GSA reopens financial schedule

The General Services Administration last month reopened its schedule for auditing and financial management services in what agency officials hope is a move that will fill a growing gap at agencies experiencing shrinking staffs and growing auditing troubles.

Several federal regulations and mandates—including the Government Management and Reform Act, the Federal Financial Management Improvement Act and the Government Performance and Results Act—require agencies to audit programs and financial management.

But with reductions in the federal work force, agencies have fewer employees to run, monitor and audit programs, and many agencies are turning to commercial outsourcing and the GSA Federal Supply Service's Auditing Services and Financial Management Services (AS/FMS) schedule.

"This is to assist federal agencies with complying with those mandates," said Alexandra Walter, a contract specialist at FSS. "They're not new mandates, but as more and more agencies are being downsized, they have fewer people available to do these things."

The schedule has been available for a year, but GSA is reopening the schedule as an open-season, standing solicitation. This allows additional vendors to come onto the schedule as technologies and needs change, Walter said.

GSA also can modify and add functional areas to the schedule. Two areas added in this solicitation include recovery audits, which help agencies identify overpayments to vendors, and the ability for agencies to outsource reoccurring financial management services such as payroll, application and claims processing.

At the same time GSA reopened the financial management schedule, the General Accounting Office released the second full audit of the government—the 1998 Consolidated Financial Statements of the United States Government—and found that it could not provide a full opinion on the reliability of agencies' financial statements because agencies had many deficiencies in financial systems and reporting.

As a result, Rep. Steve Horn (R-Calif.), chairman of the Government Management, Information and Technology Subcommittee, gave half of the agencies audited in the GAO report failing grades on their ability to manage financial information [FCW, April 5].

Many of the weaknesses in agencies' financial information can be attributed to old financial management systems that do not meet current requirements, a lack of complete processes and controls, and poorly trained personnel, according to a written statement that GAO comptroller general David Walker submitted to the subcommittee.

The AS/FMS schedule covers most of the areas addressed by Horn and the GAO report, including financial and performance audits; financial planning, management and systems controls; and inventory management services.

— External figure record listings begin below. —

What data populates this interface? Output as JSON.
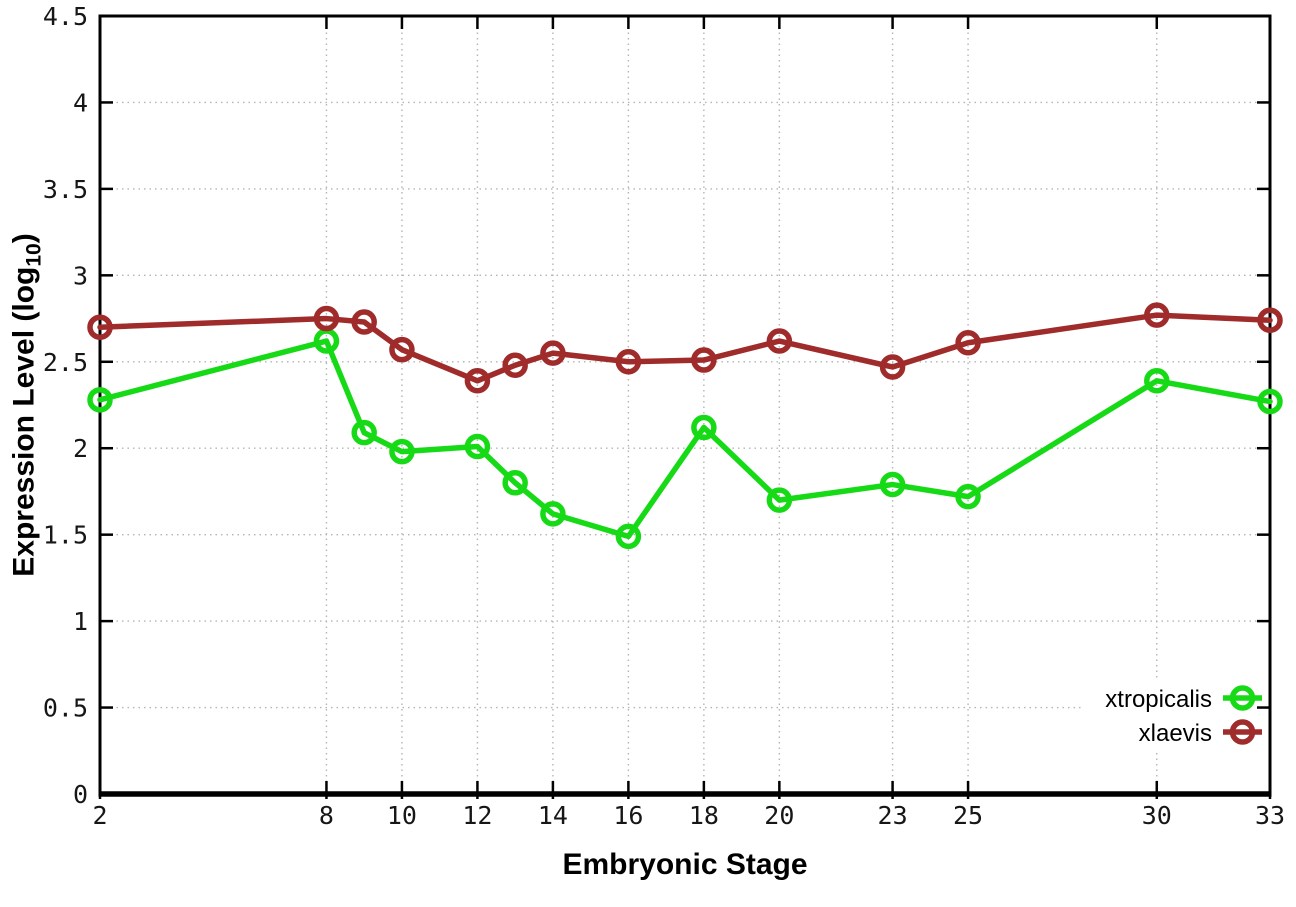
{
  "page": {
    "background": "#ffffff"
  },
  "chart_data": {
    "type": "line",
    "title": "",
    "xlabel": "Embryonic Stage",
    "ylabel": "Expression Level (log10)",
    "ylabel_parts": {
      "pre": "Expression Level (log",
      "sub": "10",
      "post": ")"
    },
    "x": [
      2,
      8,
      9,
      10,
      12,
      13,
      14,
      16,
      18,
      20,
      23,
      25,
      30,
      33
    ],
    "series": [
      {
        "name": "xtropicalis",
        "color": "#17da17",
        "values": [
          2.28,
          2.62,
          2.09,
          1.98,
          2.01,
          1.8,
          1.62,
          1.49,
          2.12,
          1.7,
          1.79,
          1.72,
          2.39,
          2.27
        ]
      },
      {
        "name": "xlaevis",
        "color": "#a02b2b",
        "values": [
          2.7,
          2.75,
          2.73,
          2.57,
          2.39,
          2.48,
          2.55,
          2.5,
          2.51,
          2.62,
          2.47,
          2.61,
          2.77,
          2.74
        ]
      }
    ],
    "xlim": [
      2,
      33
    ],
    "ylim": [
      0,
      4.5
    ],
    "xticks": [
      2,
      8,
      10,
      12,
      14,
      16,
      18,
      20,
      23,
      25,
      30,
      33
    ],
    "xtick_labels": [
      "2",
      "8",
      "10",
      "12",
      "14",
      "16",
      "18",
      "20",
      "23",
      "25",
      "30",
      "33"
    ],
    "yticks": [
      0,
      0.5,
      1,
      1.5,
      2,
      2.5,
      3,
      3.5,
      4,
      4.5
    ],
    "ytick_labels": [
      "0",
      "0.5",
      "1",
      "1.5",
      "2",
      "2.5",
      "3",
      "3.5",
      "4",
      "4.5"
    ],
    "grid": "dotted",
    "grid_color": "#b5b5b5",
    "axis_color": "#000000",
    "legend": {
      "position": "inside-bottom-right",
      "entries": [
        "xtropicalis",
        "xlaevis"
      ]
    }
  }
}
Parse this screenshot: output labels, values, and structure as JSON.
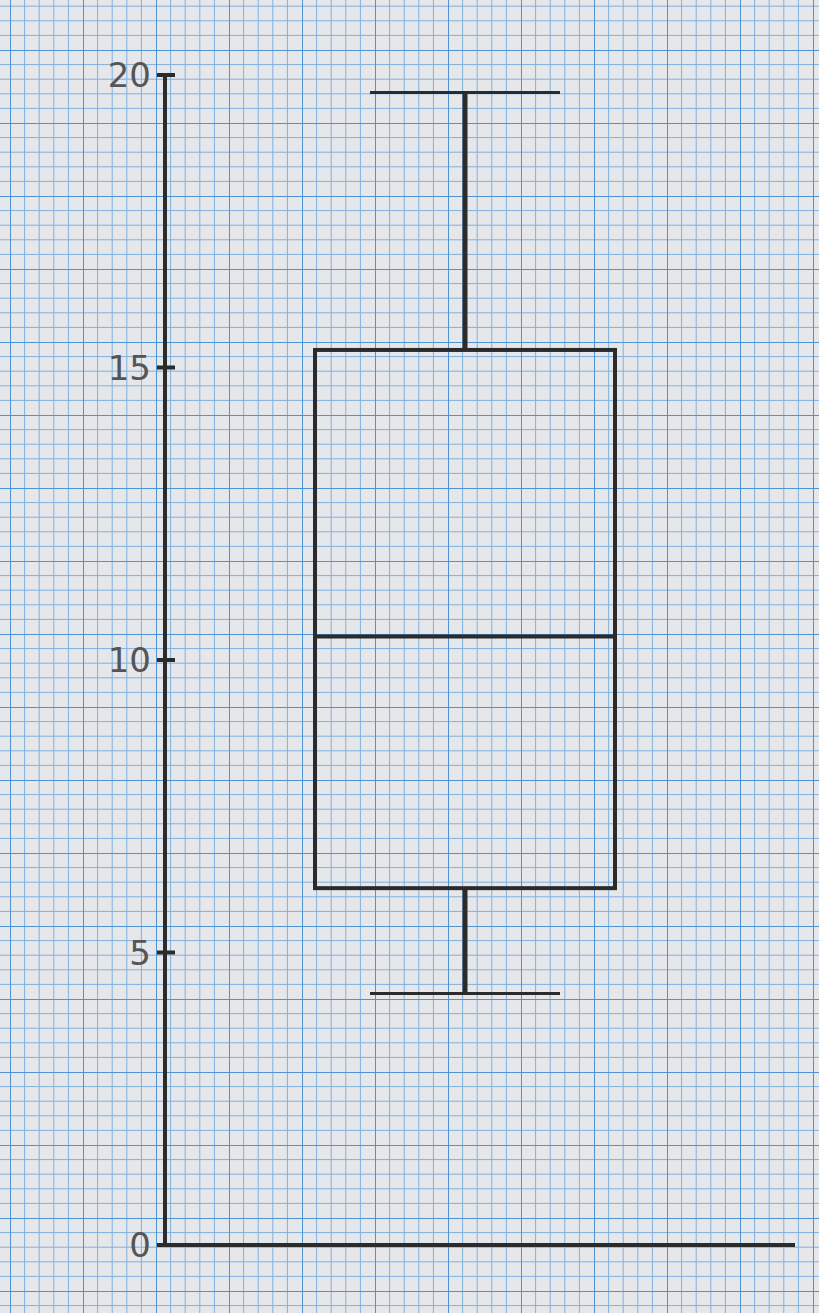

In addition to providing a staff that can conduct audits and create or modify systems, vendors also can offer training, course development and instruction.

Many agencies are glad to take advantage of such a readily available vehicle, but while GSA has made the task of improving systems and processes easier, it does not complete the job, said Karen Alderman, director of the Joint Financial Management Improvement Program, a federal group funded by the Treasury Department that promotes best practices for financial management.

"It's one thing to reduce the cost of acquiring services and systems...but the actual acquisition of the services and systems, implementing the systems and conducting the change management at the agency to take advantage of that also takes a lot of resources," she said.